Monitoring
Metrics Endpoint
Prometheus metrics are exposed at http://node:9090/metrics.
Key Metrics
Raft Consensus
| Metric | Type | Description |
|---|---|---|
tensor_chain_raft_state | Gauge | Current state (follower=0, candidate=1, leader=2) |
tensor_chain_term | Gauge | Current Raft term |
tensor_chain_commit_index | Gauge | Highest committed log index |
tensor_chain_applied_index | Gauge | Highest applied log index |
tensor_chain_elections_total | Counter | Total elections started |
tensor_chain_append_entries_total | Counter | Total AppendEntries RPCs |
Transactions
| Metric | Type | Description |
|---|---|---|
tensor_chain_tx_active | Gauge | Currently active transactions |
tensor_chain_tx_commits_total | Counter | Total committed transactions |
tensor_chain_tx_aborts_total | Counter | Total aborted transactions |
tensor_chain_tx_latency_seconds | Histogram | Transaction latency |
Deadlock Detection
| Metric | Type | Description |
|---|---|---|
tensor_chain_deadlocks_total | Counter | Total deadlocks detected |
tensor_chain_deadlock_victims_total | Counter | Transactions aborted as victims |
tensor_chain_wait_graph_size | Gauge | Current wait-for graph size |
Gossip
| Metric | Type | Description |
|---|---|---|
tensor_chain_gossip_members | Gauge | Known cluster members |
tensor_chain_gossip_healthy | Gauge | Healthy members |
tensor_chain_gossip_suspect | Gauge | Suspect members |
tensor_chain_gossip_failed | Gauge | Failed members |
Storage
| Metric | Type | Description |
|---|---|---|
tensor_chain_entries_total | Gauge | Total stored entries |
tensor_chain_memory_bytes | Gauge | Memory usage |
tensor_chain_disk_bytes | Gauge | Disk usage |
tensor_chain_wal_size_bytes | Gauge | WAL file size |
Prometheus Configuration
scrape_configs:
- job_name: 'neumann'
static_configs:
- targets:
- 'node1:9090'
- 'node2:9090'
- 'node3:9090'
Grafana Dashboard
Import the dashboard from deploy/grafana/neumann-dashboard.json.
Panels include:
- Cluster overview (leader, term, members)
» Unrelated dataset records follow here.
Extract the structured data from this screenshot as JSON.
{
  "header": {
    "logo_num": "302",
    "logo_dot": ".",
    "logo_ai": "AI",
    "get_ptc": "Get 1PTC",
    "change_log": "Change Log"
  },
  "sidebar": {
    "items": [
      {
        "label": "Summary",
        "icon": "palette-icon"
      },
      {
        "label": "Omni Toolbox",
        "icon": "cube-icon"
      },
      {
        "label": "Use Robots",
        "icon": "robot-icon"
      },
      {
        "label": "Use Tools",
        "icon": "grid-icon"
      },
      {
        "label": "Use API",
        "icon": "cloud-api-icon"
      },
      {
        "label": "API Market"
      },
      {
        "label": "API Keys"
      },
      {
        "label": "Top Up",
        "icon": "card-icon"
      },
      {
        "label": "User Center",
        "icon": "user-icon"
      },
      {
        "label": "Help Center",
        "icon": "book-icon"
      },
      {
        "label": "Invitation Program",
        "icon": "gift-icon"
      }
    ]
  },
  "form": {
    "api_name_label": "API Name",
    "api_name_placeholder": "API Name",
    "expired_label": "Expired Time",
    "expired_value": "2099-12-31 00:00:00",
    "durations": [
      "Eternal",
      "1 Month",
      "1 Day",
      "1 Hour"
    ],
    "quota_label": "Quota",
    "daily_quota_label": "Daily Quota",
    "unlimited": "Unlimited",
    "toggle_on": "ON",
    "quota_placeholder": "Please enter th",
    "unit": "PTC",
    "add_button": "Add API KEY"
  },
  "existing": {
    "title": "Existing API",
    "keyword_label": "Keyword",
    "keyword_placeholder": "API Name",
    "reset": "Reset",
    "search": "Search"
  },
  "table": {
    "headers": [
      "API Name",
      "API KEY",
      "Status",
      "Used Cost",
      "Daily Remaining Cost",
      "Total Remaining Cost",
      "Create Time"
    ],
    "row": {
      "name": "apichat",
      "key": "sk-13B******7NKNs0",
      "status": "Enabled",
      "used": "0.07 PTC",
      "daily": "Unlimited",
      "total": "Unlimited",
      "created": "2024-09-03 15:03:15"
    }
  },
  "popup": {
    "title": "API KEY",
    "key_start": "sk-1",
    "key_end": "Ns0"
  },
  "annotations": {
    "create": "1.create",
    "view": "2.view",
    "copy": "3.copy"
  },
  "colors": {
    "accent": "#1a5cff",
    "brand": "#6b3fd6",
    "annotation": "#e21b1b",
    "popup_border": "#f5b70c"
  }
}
- Transaction throughput and latency
- Replication lag
- Memory and disk usage
- Deadlock rate
Alerting Rules
See docs/book/src/operations/runbooks/ for alert definitions.
groups:
- name: neumann
rules:
- alert: NoLeader
expr: sum(tensor_chain_raft_state{state="leader"}) == 0
for: 30s
labels:
severity: critical
- alert: HighReplicationLag
expr: tensor_chain_commit_index - tensor_chain_applied_index > 1000
for: 1m
labels:
severity: warning
- alert: HighDeadlockRate
expr: rate(tensor_chain_deadlocks_total[5m]) > 1
for: 5m
labels:
severity: warning
Health Endpoint
curl http://node:9090/health
Response:
{
"status": "healthy",
"raft_state": "leader",
"term": 42,
"commit_index": 12345,
"members": 3,
"healthy_members": 3
}
Logging
Configure log level:
RUST_LOG=tensor_chain=debug neumann
Log levels: error, warn, info, debug, trace